Cost management and budgeting is an integral part of the tactical and strategic activity to ensure the operation meets the goals set out by management.

  • To bill users you need the ability to track usage, agreed upon standards and where possible, incentives to drive workloads to light periods. This approach should address Service Level Agreements (SLA), which should pay a premium for guaranteed service.
  • In print, supplies create an additional component. Whether it is the printer consumables such as inks, toners or ribbons, or the distribution elements such as paper, envelopes, inserts and the postage process, these costs represent a major expenditure that require detailed accounting and attention.
  • Warehousing the supplies and distribution elements is a major activity, often taking space that is multiple times the operational printer area.

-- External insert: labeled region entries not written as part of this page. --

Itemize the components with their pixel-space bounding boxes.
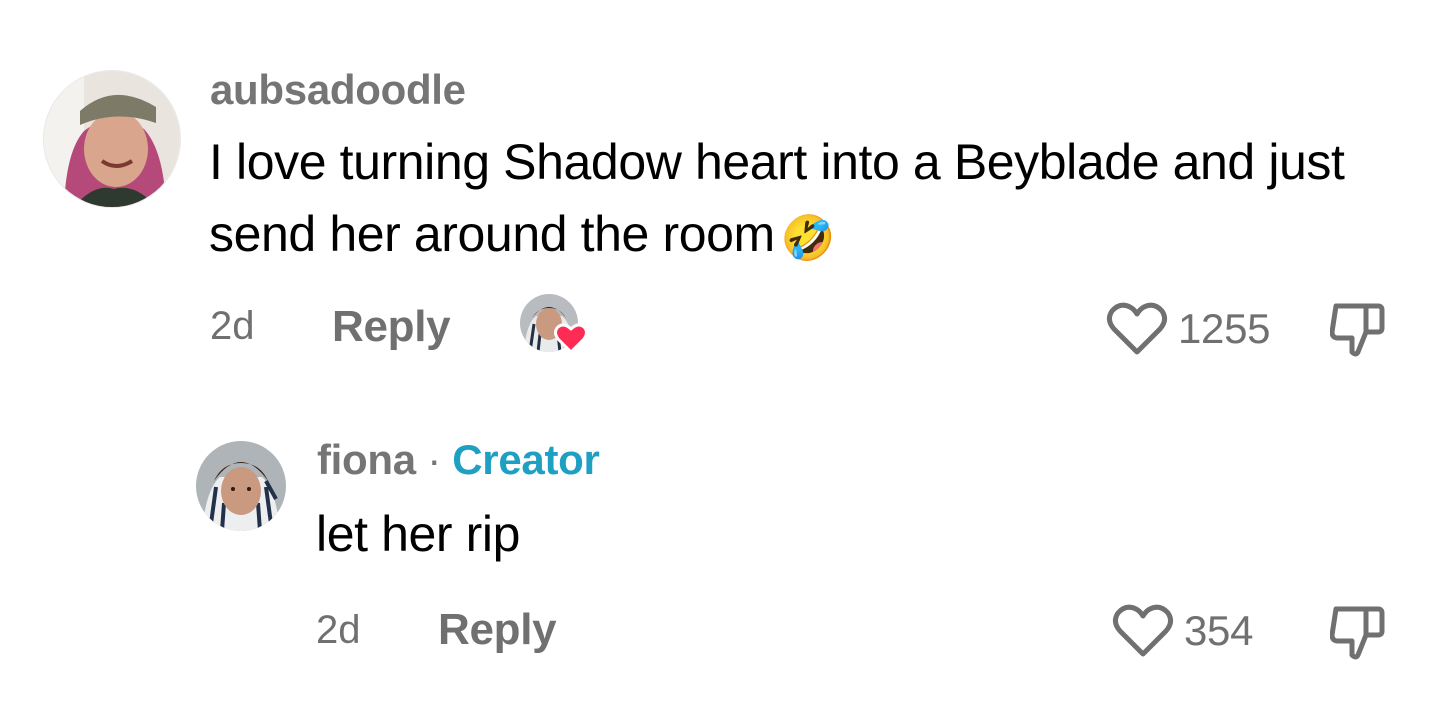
heart-outline-icon xyxy=(1106,302,1168,355)
like-button[interactable]: 354 xyxy=(1112,604,1253,658)
like-button[interactable]: 1255 xyxy=(1106,302,1271,356)
heart-outline-icon xyxy=(1112,604,1174,657)
comment-timestamp: 2d xyxy=(316,608,361,652)
liked-by-creator-badge xyxy=(520,294,588,360)
avatar-aubsadoodle[interactable] xyxy=(44,71,180,207)
thumbs-down-icon xyxy=(1329,303,1385,357)
dislike-button[interactable] xyxy=(1329,603,1386,666)
avatar-fiona[interactable] xyxy=(196,441,286,531)
comment-text: let her rip xyxy=(316,506,521,562)
user-photo xyxy=(196,441,286,531)
like-count: 1255 xyxy=(1178,305,1271,352)
separator-dot: · xyxy=(427,436,441,483)
thumbs-down-icon xyxy=(1329,606,1385,660)
dislike-button[interactable] xyxy=(1329,300,1386,363)
reply-button[interactable]: Reply xyxy=(438,605,557,655)
comment-username[interactable]: aubsadoodle xyxy=(210,66,466,114)
heart-filled-icon xyxy=(554,323,588,354)
comment-timestamp: 2d xyxy=(210,304,255,348)
comment-text-content: I love turning Shadow heart into a Beybl… xyxy=(209,134,1345,262)
reply-button[interactable]: Reply xyxy=(332,302,451,352)
comment-username-line: fiona · Creator xyxy=(317,436,600,484)
like-count: 354 xyxy=(1184,607,1254,654)
user-photo xyxy=(44,71,180,207)
creator-badge: Creator xyxy=(452,436,600,483)
comment-text: I love turning Shadow heart into a Beybl… xyxy=(209,127,1369,270)
comment-username[interactable]: fiona xyxy=(317,436,416,483)
rofl-emoji: 🤣 xyxy=(780,212,836,264)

Software and Application Maintenance

Upgrade of the processes is a recurrent activity. Whether for the underlying infrastructure or the business application, the ability to make changes without impacting production is a must. To ensure this is possible there should be a test environment mirrored on the production that can simulate the operations.

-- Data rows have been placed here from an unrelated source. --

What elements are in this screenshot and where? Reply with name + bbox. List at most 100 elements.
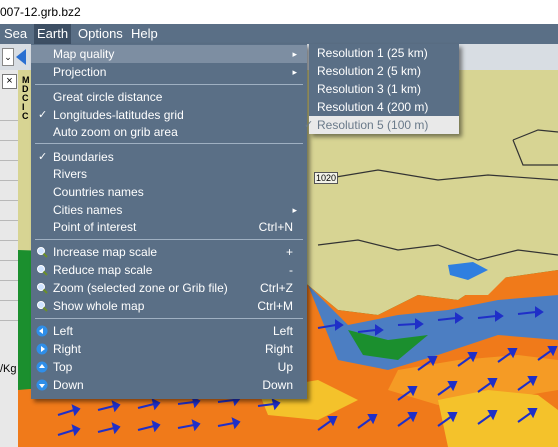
submenu-item-label: Resolution 5 (100 m) (317, 118, 429, 132)
menu-item-map-quality[interactable]: Map quality ▸ (31, 45, 307, 63)
menu-item-countries-names[interactable]: Countries names (31, 183, 307, 201)
menu-item-rivers[interactable]: Rivers (31, 165, 307, 183)
panel-divider (0, 240, 18, 241)
arrow-down-icon (36, 379, 48, 391)
menu-item-label: Map quality (53, 47, 115, 61)
menu-item-label: Top (53, 360, 73, 374)
menu-item-label: Boundaries (53, 150, 114, 164)
submenu-item-resolution-4[interactable]: Resolution 4 (200 m) (309, 98, 459, 116)
menu-item-projection[interactable]: Projection ▸ (31, 63, 307, 81)
left-side-panel: × /Kg (0, 70, 19, 447)
check-icon: ✓ (304, 119, 314, 131)
panel-divider (0, 280, 18, 281)
menu-item-label: Down (53, 378, 84, 392)
panel-divider (0, 260, 18, 261)
check-icon: ✓ (38, 151, 48, 163)
menu-separator (35, 143, 303, 144)
menu-item-reduce-scale[interactable]: Reduce map scale - (31, 261, 307, 279)
menu-item-label: Longitudes-latitudes grid (53, 108, 184, 122)
menu-item-label: Great circle distance (53, 90, 163, 104)
menu-sea[interactable]: Sea (1, 24, 30, 44)
isobar-label: 1020 (314, 172, 339, 184)
panel-divider (0, 180, 18, 181)
menu-item-label: Projection (53, 65, 107, 79)
menu-item-show-whole-map[interactable]: Show whole map Ctrl+M (31, 297, 307, 315)
arrow-up-icon (36, 361, 48, 373)
back-arrow-icon[interactable] (16, 49, 26, 65)
zoom-icon (37, 283, 48, 294)
submenu-item-label: Resolution 3 (1 km) (317, 82, 422, 96)
submenu-arrow-icon: ▸ (292, 67, 297, 77)
panel-divider (0, 140, 18, 141)
menu-item-lon-lat-grid[interactable]: ✓ Longitudes-latitudes grid (31, 106, 307, 124)
submenu-item-resolution-2[interactable]: Resolution 2 (5 km) (309, 62, 459, 80)
menu-item-label: Reduce map scale (53, 263, 153, 277)
menu-item-cities-names[interactable]: Cities names ▸ (31, 201, 307, 219)
menu-item-increase-scale[interactable]: Increase map scale + (31, 243, 307, 261)
menu-bar: Sea Earth Options Help (0, 24, 558, 44)
shortcut-label: Ctrl+M (257, 299, 293, 313)
map-info-letters: M D C I C (22, 75, 30, 121)
earth-menu: Map quality ▸ Projection ▸ Great circle … (31, 44, 307, 399)
menu-item-top[interactable]: Top Up (31, 358, 307, 376)
menu-item-boundaries[interactable]: ✓ Boundaries (31, 148, 307, 166)
menu-item-label: Zoom (selected zone or Grib file) (53, 281, 228, 295)
check-icon: ✓ (38, 109, 48, 121)
zoom-in-icon (37, 247, 48, 258)
close-icon[interactable]: × (2, 74, 17, 89)
menu-earth[interactable]: Earth (34, 24, 72, 44)
menu-item-label: Increase map scale (53, 245, 158, 259)
shortcut-label: Right (264, 342, 293, 356)
submenu-arrow-icon: ▸ (292, 49, 297, 59)
shortcut-label: Down (262, 378, 293, 392)
menu-item-down[interactable]: Down Down (31, 376, 307, 394)
shortcut-label: Left (272, 324, 293, 338)
submenu-item-label: Resolution 1 (25 km) (317, 46, 428, 60)
menu-item-label: Point of interest (53, 220, 137, 234)
menu-item-label: Rivers (53, 167, 88, 181)
unit-label: /Kg (0, 363, 17, 375)
panel-divider (0, 220, 18, 221)
submenu-arrow-icon: ▸ (292, 205, 297, 215)
submenu-item-resolution-5[interactable]: ✓ Resolution 5 (100 m) (304, 116, 459, 134)
menu-item-right[interactable]: Right Right (31, 340, 307, 358)
menu-item-label: Auto zoom on grib area (53, 125, 178, 139)
arrow-right-icon (36, 343, 48, 355)
shortcut-label: - (289, 263, 293, 277)
magnifier-icon (37, 301, 48, 312)
menu-help[interactable]: Help (128, 24, 161, 44)
submenu-item-resolution-1[interactable]: Resolution 1 (25 km) (309, 44, 459, 62)
submenu-item-resolution-3[interactable]: Resolution 3 (1 km) (309, 80, 459, 98)
menu-item-auto-zoom[interactable]: Auto zoom on grib area (31, 123, 307, 141)
menu-item-great-circle[interactable]: Great circle distance (31, 88, 307, 106)
menu-item-point-of-interest[interactable]: Point of interest Ctrl+N (31, 218, 307, 236)
shortcut-label: Up (277, 360, 293, 374)
panel-divider (0, 160, 18, 161)
menu-separator (35, 84, 303, 85)
submenu-item-label: Resolution 2 (5 km) (317, 64, 422, 78)
menu-item-zoom[interactable]: Zoom (selected zone or Grib file) Ctrl+Z (31, 279, 307, 297)
menu-item-left[interactable]: Left Left (31, 322, 307, 340)
menu-separator (35, 239, 303, 240)
zoom-out-icon (37, 265, 48, 276)
arrow-left-icon (36, 325, 48, 337)
shortcut-label: + (285, 245, 293, 259)
menu-item-label: Countries names (53, 185, 144, 199)
shortcut-label: Ctrl+N (258, 220, 293, 234)
menu-item-label: Cities names (53, 203, 123, 217)
menu-separator (35, 318, 303, 319)
panel-divider (0, 120, 18, 121)
panel-divider (0, 200, 18, 201)
title-bar: 007-12.grb.bz2 (0, 0, 558, 24)
submenu-item-label: Resolution 4 (200 m) (317, 100, 429, 114)
panel-divider (0, 320, 18, 321)
map-quality-submenu: Resolution 1 (25 km) Resolution 2 (5 km)… (304, 44, 459, 134)
menu-item-label: Right (53, 342, 82, 356)
menu-item-label: Show whole map (53, 299, 145, 313)
menu-options[interactable]: Options (75, 24, 126, 44)
window-title: 007-12.grb.bz2 (0, 5, 81, 19)
menu-item-label: Left (53, 324, 74, 338)
toolbar-dropdown[interactable]: ⌄ (2, 48, 14, 66)
panel-divider (0, 300, 18, 301)
shortcut-label: Ctrl+Z (260, 281, 293, 295)
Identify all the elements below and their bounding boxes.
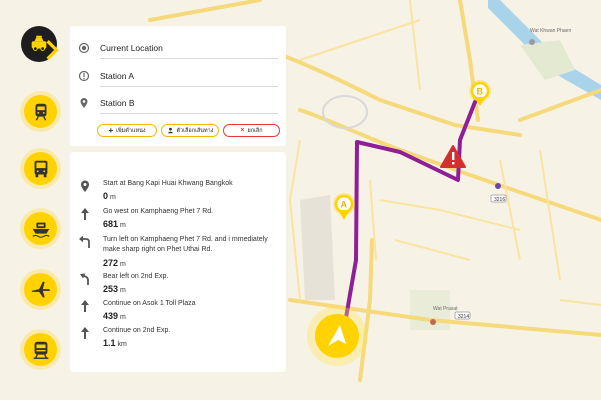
route-number: 3216 bbox=[494, 197, 505, 203]
info-icon bbox=[78, 70, 90, 82]
poi-label: Wat Khwan Phaen bbox=[530, 28, 571, 34]
pin-icon bbox=[80, 98, 88, 108]
plus-icon: + bbox=[108, 125, 114, 135]
route-number: 3214 bbox=[458, 314, 469, 320]
close-icon: × bbox=[240, 126, 245, 134]
metro-icon bbox=[33, 341, 48, 359]
directions-panel: Start at Bang Kapi Huai Khwang Bangkok 0… bbox=[70, 152, 286, 372]
station-b-input[interactable] bbox=[100, 93, 278, 114]
step-distance: 439 m bbox=[103, 311, 126, 321]
bus-icon bbox=[34, 160, 47, 177]
bear-left-icon bbox=[80, 273, 89, 285]
cancel-button[interactable]: × ยกเลิก bbox=[223, 124, 280, 137]
step-instruction: Start at Bang Kapi Huai Khwang Bangkok bbox=[103, 180, 233, 187]
step-instruction: Continue on Asok 1 Toll Plaza bbox=[103, 300, 196, 307]
current-location-row bbox=[78, 38, 278, 60]
step-distance: 0 m bbox=[103, 191, 116, 201]
step-instruction: Go west on Kamphaeng Phet 7 Rd. bbox=[103, 208, 214, 215]
train-icon bbox=[35, 103, 46, 121]
step-instruction: Continue on 2nd Exp. bbox=[103, 327, 171, 334]
station-a-row bbox=[78, 66, 278, 88]
boat-icon bbox=[31, 222, 50, 238]
options-icon bbox=[167, 127, 173, 134]
chevron-right-icon bbox=[46, 40, 59, 60]
mode-bus-button[interactable] bbox=[24, 152, 57, 185]
mode-metro-button[interactable] bbox=[24, 333, 57, 366]
step-distance: 681 m bbox=[103, 219, 126, 229]
step-instruction: Turn left on Kamphaeng Phet 7 Rd. and i … bbox=[103, 236, 268, 253]
turn-left-icon bbox=[79, 235, 90, 248]
route-search-panel: + เพิ่มตำแหน่ง ตัวเลือกเส้นทาง × ยกเลิก bbox=[70, 26, 286, 146]
step-instruction: Bear left on 2nd Exp. bbox=[103, 273, 169, 280]
step-distance: 272 m bbox=[103, 258, 126, 268]
cancel-label: ยกเลิก bbox=[247, 127, 263, 134]
current-position-marker[interactable] bbox=[307, 306, 367, 366]
airplane-icon bbox=[31, 281, 50, 297]
poi-label: Wat Prasat bbox=[433, 306, 458, 312]
mode-boat-button[interactable] bbox=[24, 212, 57, 245]
current-location-input[interactable] bbox=[100, 38, 278, 59]
mode-taxi-button[interactable] bbox=[21, 26, 59, 62]
station-a-input[interactable] bbox=[100, 66, 278, 87]
svg-text:B: B bbox=[477, 87, 484, 97]
add-stop-label: เพิ่มตำแหน่ง bbox=[116, 127, 146, 134]
pin-icon bbox=[81, 180, 89, 192]
mode-airplane-button[interactable] bbox=[24, 273, 57, 306]
mode-train-button[interactable] bbox=[24, 95, 57, 128]
temple-poi-icon[interactable] bbox=[430, 319, 436, 325]
station-block bbox=[300, 195, 335, 300]
svg-text:A: A bbox=[341, 200, 348, 210]
step-distance: 1.1 km bbox=[103, 338, 127, 348]
fuel-poi-icon[interactable] bbox=[495, 183, 501, 189]
current-location-icon bbox=[78, 42, 90, 54]
arrow-up-icon bbox=[81, 300, 89, 312]
route-options-button[interactable]: ตัวเลือกเส้นทาง bbox=[161, 124, 219, 137]
poi-icon[interactable] bbox=[529, 39, 535, 45]
route-options-label: ตัวเลือกเส้นทาง bbox=[176, 127, 214, 134]
arrow-up-icon bbox=[81, 208, 89, 220]
station-b-row bbox=[78, 93, 278, 115]
arrow-up-icon bbox=[81, 327, 89, 339]
add-stop-button[interactable]: + เพิ่มตำแหน่ง bbox=[97, 124, 157, 137]
step-distance: 253 m bbox=[103, 284, 126, 294]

  • Changes range from application updates to regulatory changes that have mandated “go live” dates.
  • In print and on the web, updates may address marketing tailored to customers. These include adding color, messaging, forms replacement and rebranding.
  • Tests range from unit/component modification, which will compare the current activity against changes through a full test. A full test must cover anticipated volumes.
  • Stress tests are essential where changes could generate loads for which the environment was not designed.

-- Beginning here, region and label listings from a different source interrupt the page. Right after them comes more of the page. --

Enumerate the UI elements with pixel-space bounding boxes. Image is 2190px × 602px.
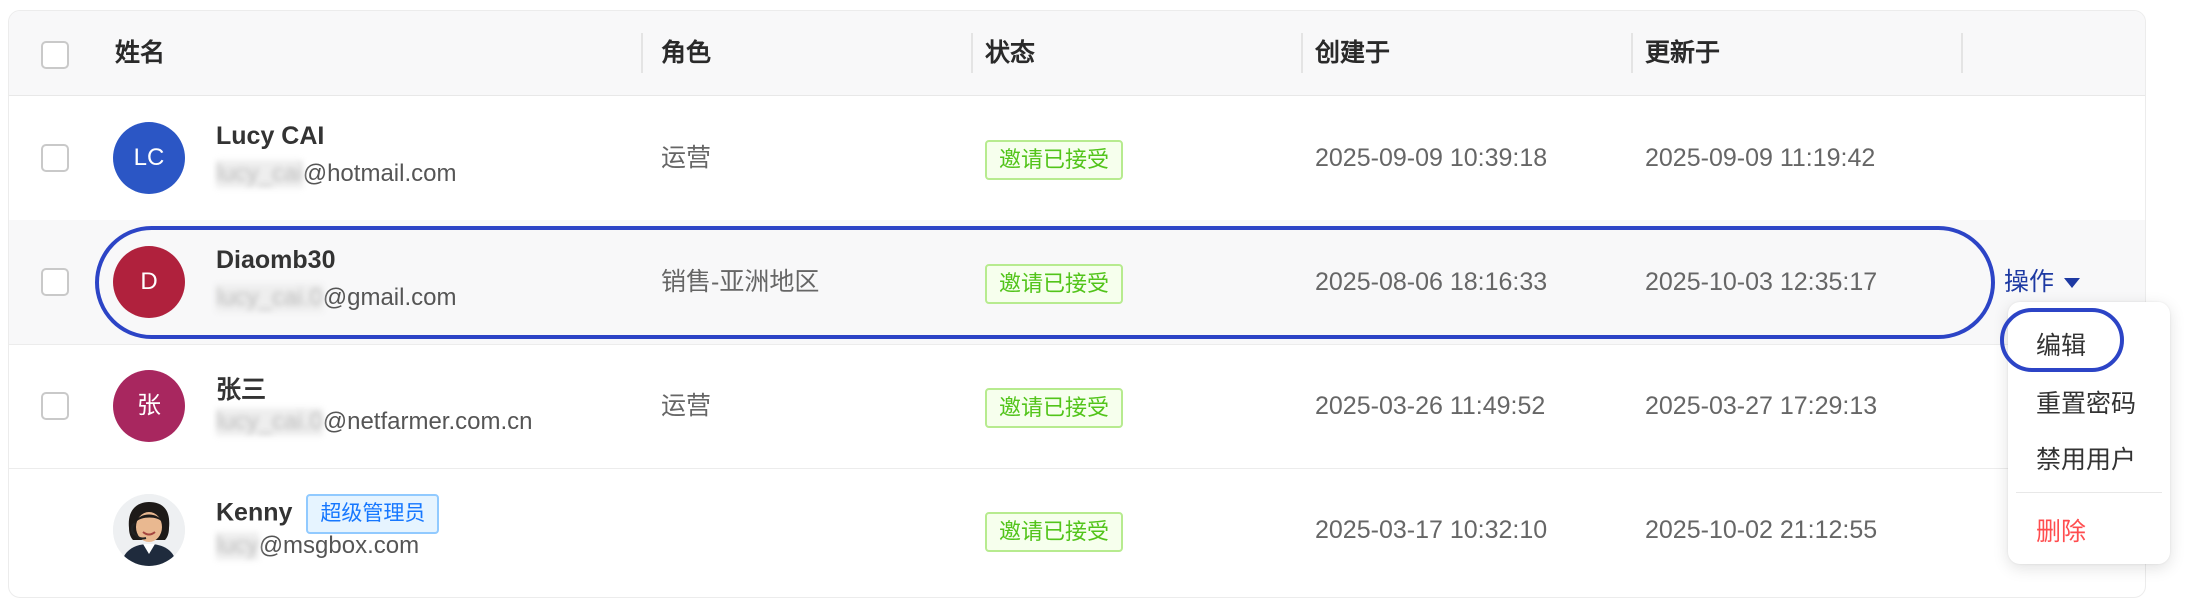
column-divider: [641, 33, 643, 73]
menu-item-delete[interactable]: 删除: [2036, 512, 2086, 548]
user-photo-icon: [113, 494, 185, 566]
column-divider: [1961, 33, 1963, 73]
created-at: 2025-03-17 10:32:10: [1315, 516, 1548, 544]
user-name: Kenny 超级管理员: [216, 494, 440, 534]
menu-divider: [2016, 492, 2162, 493]
edit-highlight-annotation: [2000, 308, 2124, 372]
user-email: lucy_cai@hotmail.com: [216, 160, 456, 188]
column-divider: [1301, 33, 1303, 73]
updated-at: 2025-09-09 11:19:42: [1645, 144, 1876, 172]
status-badge: 邀请已接受: [985, 140, 1124, 180]
email-masked: lucy: [216, 532, 259, 560]
header-created[interactable]: 创建于: [1315, 11, 1390, 95]
table-row[interactable]: 张 张三 lucy_cai.0@netfarmer.com.cn 运营 邀请已接…: [9, 344, 2145, 469]
caret-down-icon: [2064, 278, 2081, 289]
column-divider: [1631, 33, 1633, 73]
header-name[interactable]: 姓名: [115, 11, 165, 95]
user-name: Lucy CAI: [216, 122, 325, 150]
user-email: lucy_cai.0@netfarmer.com.cn: [216, 408, 533, 436]
row-highlight-annotation: [95, 226, 1995, 339]
email-domain: @msgbox.com: [258, 532, 420, 559]
status-badge: 邀请已接受: [985, 388, 1124, 428]
select-all-checkbox[interactable]: [41, 41, 69, 69]
row-checkbox[interactable]: [41, 392, 69, 420]
table-row[interactable]: Kenny 超级管理员 lucy@msgbox.com 邀请已接受 2025-03…: [9, 468, 2145, 592]
menu-item-reset-password[interactable]: 重置密码: [2036, 384, 2136, 420]
user-email: lucy@msgbox.com: [216, 532, 419, 560]
header-updated[interactable]: 更新于: [1645, 11, 1720, 95]
email-domain: @netfarmer.com.cn: [322, 408, 533, 435]
email-masked: lucy_cai: [216, 160, 303, 188]
row-checkbox[interactable]: [41, 144, 69, 172]
status-badge: 邀请已接受: [985, 512, 1124, 552]
menu-item-disable-user[interactable]: 禁用用户: [2036, 440, 2136, 476]
column-divider: [971, 33, 973, 73]
actions-label: 操作: [2004, 268, 2055, 296]
table-row[interactable]: LC Lucy CAI lucy_cai@hotmail.com 运营 邀请已接…: [9, 96, 2145, 221]
role-badge: 超级管理员: [306, 494, 440, 534]
updated-at: 2025-03-27 17:29:13: [1645, 392, 1878, 420]
created-at: 2025-09-09 10:39:18: [1315, 144, 1548, 172]
email-domain: @hotmail.com: [302, 160, 457, 187]
user-role: 运营: [661, 392, 712, 420]
updated-at: 2025-10-02 21:12:55: [1645, 516, 1878, 544]
actions-dropdown-trigger[interactable]: 操作: [2004, 262, 2081, 298]
avatar-photo: [113, 494, 185, 566]
table-header: 姓名 角色 状态 创建于 更新于: [9, 11, 2145, 96]
created-at: 2025-03-26 11:49:52: [1315, 392, 1546, 420]
header-status[interactable]: 状态: [985, 11, 1035, 95]
row-checkbox[interactable]: [41, 268, 69, 296]
email-masked: lucy_cai.0: [216, 408, 323, 436]
avatar: LC: [113, 122, 185, 194]
user-role: 运营: [661, 144, 712, 172]
user-name: 张三: [216, 376, 267, 404]
avatar: 张: [113, 370, 185, 442]
user-name-text: Kenny: [216, 498, 293, 527]
header-role[interactable]: 角色: [661, 11, 711, 95]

Improvements in production processes should be part of maintenance:

  • automation of various steps currently performed manually,
  • continuous improvement, lean or Six Sigma goals to eliminate waste and improve efficiency respectively, and
  • adding controls to print output such as bar codes for integrity improvement to QR codes to encourage customer action.

Decommissioning

Decommissioning an application or system should invoke a formal process that must cover:

  • the organization’s current needs, usually set by Executives,
  • planning for the possible disruption to current users on the system being decommissioned,
  • where existing capabilities will be handled; some users may lose flexibility such that they demand the continuation of the older system/version,
  • continuation - a costly process with duplication not only in staffing but possibly in data, which is generally unacceptable,
  • recognition and response to relevant legal statutes to ensure that the data and access is maintained through the normal end of life should there be active litigation,
  • housekeeping for all administrative activities included in the maintenance of the system being decommissioned,
  • necessary material removal,
  • cancellation of access,
  • unique items, particularly in legacy applications that were not subject to current standards during development; a particular consideration that arises is the staff that built the system without full documentation standards in place may have left the operation,
  • transition to the new environment / system; this new system may be an existing application that was run in parallel,
  • data management and transfer,
  • assurance that users can transfer to the new environment with procedures to assist the transfer, and
  • documentation relating to the transfer provided.